Representatives from Nine Mile’s advisory board visit the Cottonwood pictograph panel located in the canyon. The Nine Mile oversight committee toured the canyon last Thursday. The members of the group inspected current projects and reviewed proposals for future development in the Nine Mile Canyon area.

Members of Nine Mile’s obersight committee toured the canyon last Thursday to discuss recent events and impacts in the canyon.
The group discussed possible improvements to the road and rest areas, toured the Nutter Ranch property with representatives of Hunt Oil Company and reviewed work in progress at the Cottonwood panel.

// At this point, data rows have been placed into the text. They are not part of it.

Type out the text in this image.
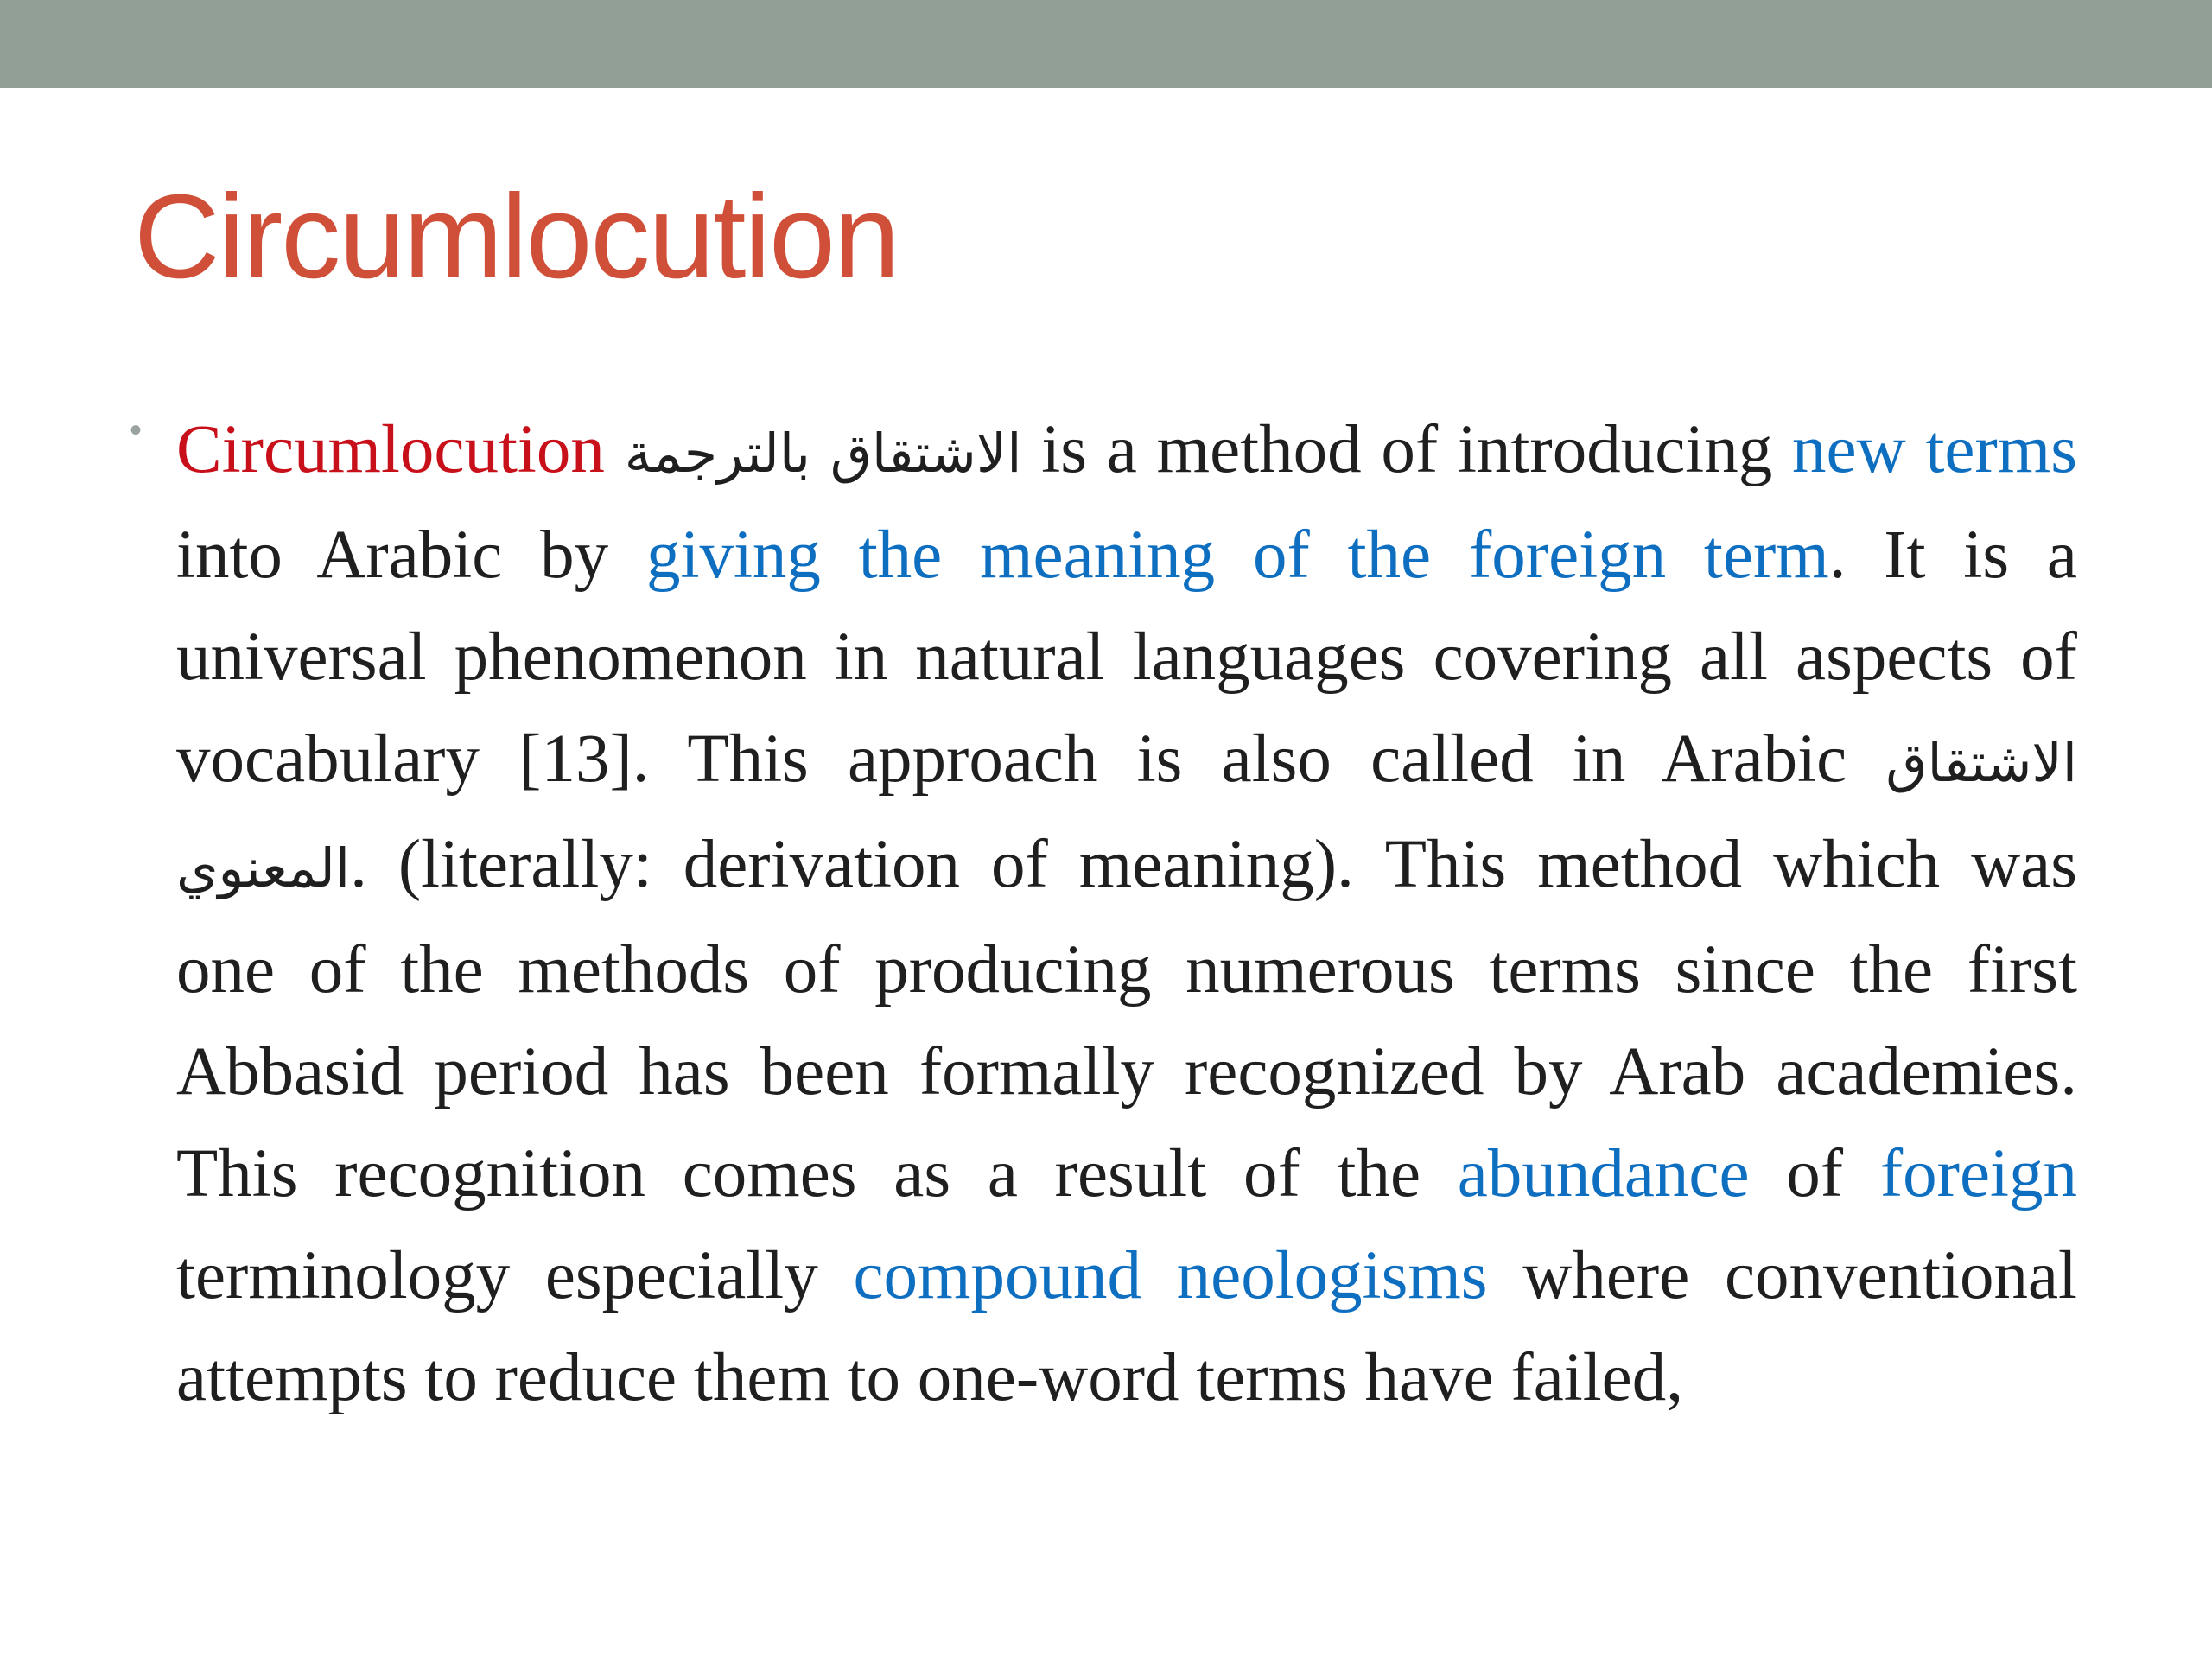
Circumlocution
• Circumlocution الاشتقاق بالترجمة is a method of introducing new terms into Arabic by giving the meaning of the foreign term. It is a universal phenomenon in natural languages covering all aspects of vocabulary [13]. This approach is also called in Arabic الاشتقاق المعنوي. (literally: derivation of meaning). This method which was one of the methods of producing numerous terms since the first Abbasid period has been formally recognized by Arab academies. This recognition comes as a result of the abundance of foreign terminology especially compound neologisms where conventional attempts to reduce them to one-word terms have failed,
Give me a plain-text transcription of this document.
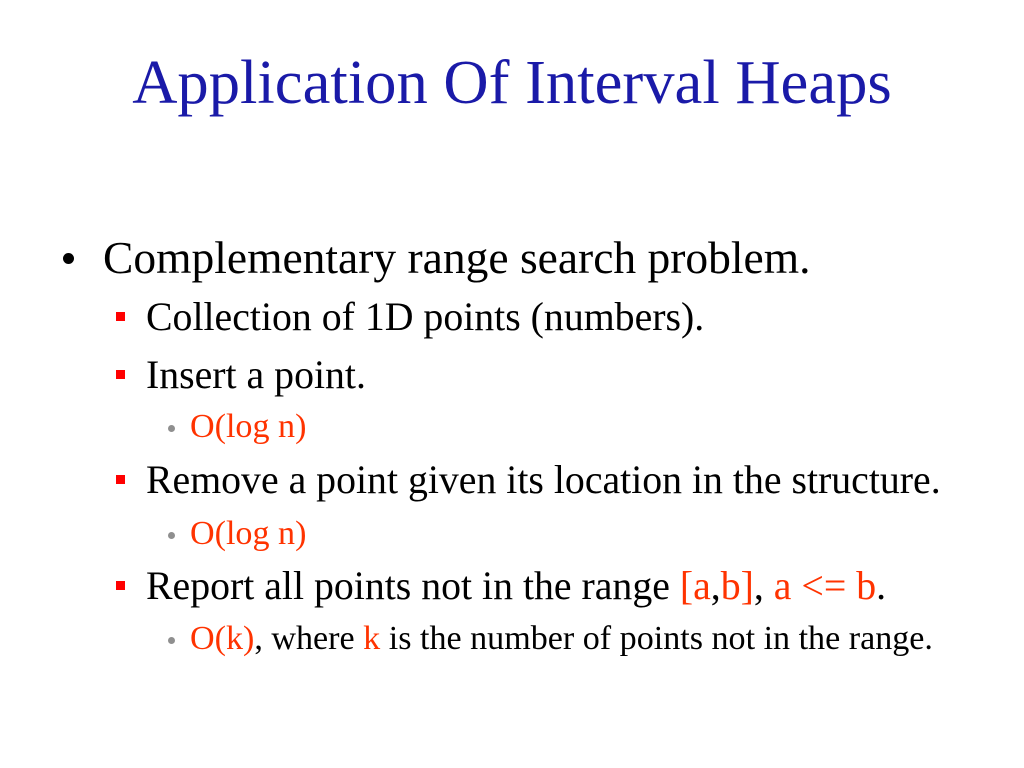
Application Of Interval Heaps
Complementary range search problem.
Collection of 1D points (numbers).
Insert a point.
O(log n)
Remove a point given its location in the structure.
O(log n)
Report all points not in the range [a,b], a <= b.
O(k), where k is the number of points not in the range.
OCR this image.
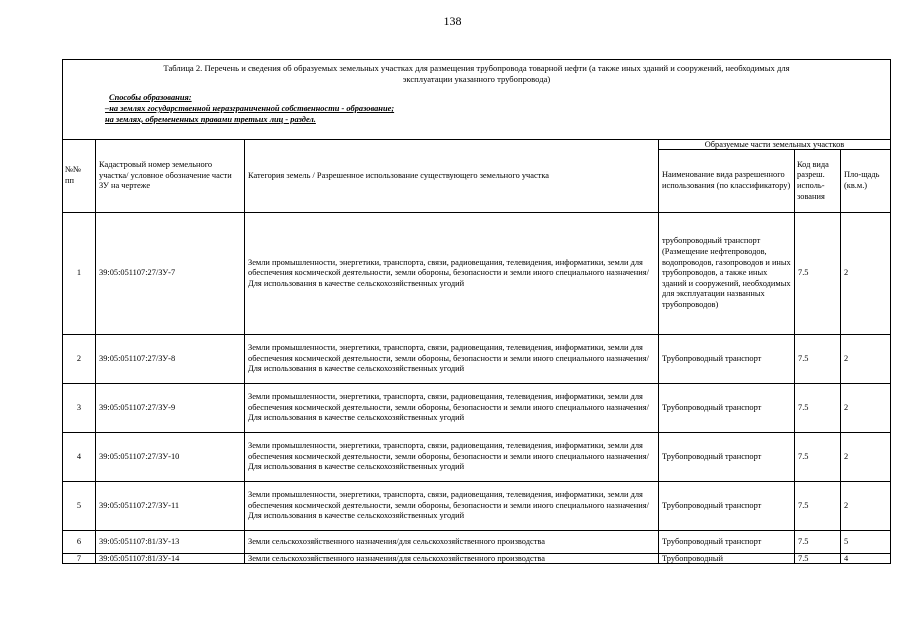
138
Таблица 2. Перечень и сведения об образуемых земельных участках для размещения трубопровода товарной нефти (а также иных зданий и сооружений, необходимых для
эксплуатации указанного трубопровода)
Способы образования:
–на землях государственной неразграниченной собственности - образование;
на землях, обремененных правами третьих лиц - раздел.					

№№ пп	Кадастровый номер земельного участка/ условное обозначение части ЗУ на чертеже	Категория земель / Разрешенное использование существующего земельного участка	Образуемые части земельных участков		
			Наименование вида разрешенного использования (по классификатору)	Код вида разреш. исполь-зования	Пло-щадь (кв.м.)
1	39:05:051107:27/ЗУ-7	Земли промышленности, энергетики, транспорта, связи, радиовещания, телевидения, информатики, земли для обеспечения космической деятельности, земли обороны, безопасности и земли иного специального назначения/Для использования в качестве сельскохозяйственных угодий	трубопроводный транспорт (Размещение нефтепроводов, водопроводов, газопроводов и иных трубопроводов, а также иных зданий и сооружений, необходимых для эксплуатации названных трубопроводов)	7.5	2
2	39:05:051107:27/ЗУ-8	Земли промышленности, энергетики, транспорта, связи, радиовещания, телевидения, информатики, земли для обеспечения космической деятельности, земли обороны, безопасности и земли иного специального назначения/Для использования в качестве сельскохозяйственных угодий	Трубопроводный транспорт	7.5	2
3	39:05:051107:27/ЗУ-9	Земли промышленности, энергетики, транспорта, связи, радиовещания, телевидения, информатики, земли для обеспечения космической деятельности, земли обороны, безопасности и земли иного специального назначения/Для использования в качестве сельскохозяйственных угодий	Трубопроводный транспорт	7.5	2
4	39:05:051107:27/ЗУ-10	Земли промышленности, энергетики, транспорта, связи, радиовещания, телевидения, информатики, земли для обеспечения космической деятельности, земли обороны, безопасности и земли иного специального назначения/Для использования в качестве сельскохозяйственных угодий	Трубопроводный транспорт	7.5	2
5	39:05:051107:27/ЗУ-11	Земли промышленности, энергетики, транспорта, связи, радиовещания, телевидения, информатики, земли для обеспечения космической деятельности, земли обороны, безопасности и земли иного специального назначения/Для использования в качестве сельскохозяйственных угодий	Трубопроводный транспорт	7.5	2
6	39:05:051107:81/ЗУ-13	Земли сельскохозяйственного назначения/для сельскохозяйственного производства	Трубопроводный транспорт	7.5	5
7	39:05:051107:81/ЗУ-14	Земли сельскохозяйственного назначения/для сельскохозяйственного производства	Трубопроводный	7.5	4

Nine Mile Canyon is rich in natural resources, history, and archaeological treasures, and in the next few years, there are several issues concerning the area that will affect the canyon and the county forever, noted the members of the panel.
Energy companies expect to drill as many as 1,500 gas wells in the Tavaputs field using the canyon as a transportation corridor, according to state, county and energy industry representatives.
Carbon County is making plans to do a major upgrade of the road in the canyon. But the United States Bureau of Land Management might designate a large portion of the canyon as an area of critical environmental concern, which would block mineral development on federal lands within the prescribed site in Nine Mile, continued members of the oversite committee.
Hunt Oil Company and the BLM are also working on plans to make a land swap for the Nutter property in the bottom of the canyon.
The oversight committee is an organization made up of representatives from College of Eastern Utah, the Nine Mile Coalition, Castle Valley Archeological Society, BLM, Carbon County, Carbon Travel Bureau, state trust lands administration, and representative of industry.
The committee is one of several groups working to help make the best possible choices for the canyon, the county and the nation in the coming years, pointed out the members of the organization.
The goal of the panel is to solve problems, make recommendations, help with improvements in the canyon, act as a liaison organization between all interested parties, and to make an interpretive plan for tourists visiting the canyon.
The oversight committee has been instrumental in securing the funds to install interpretive signs along with kiosks in Nine Mile and moving the road in the canyon. The panel has also assisted in overseeing the construction of barriers at the Great Hunt Panel in Cottonwood Canyon.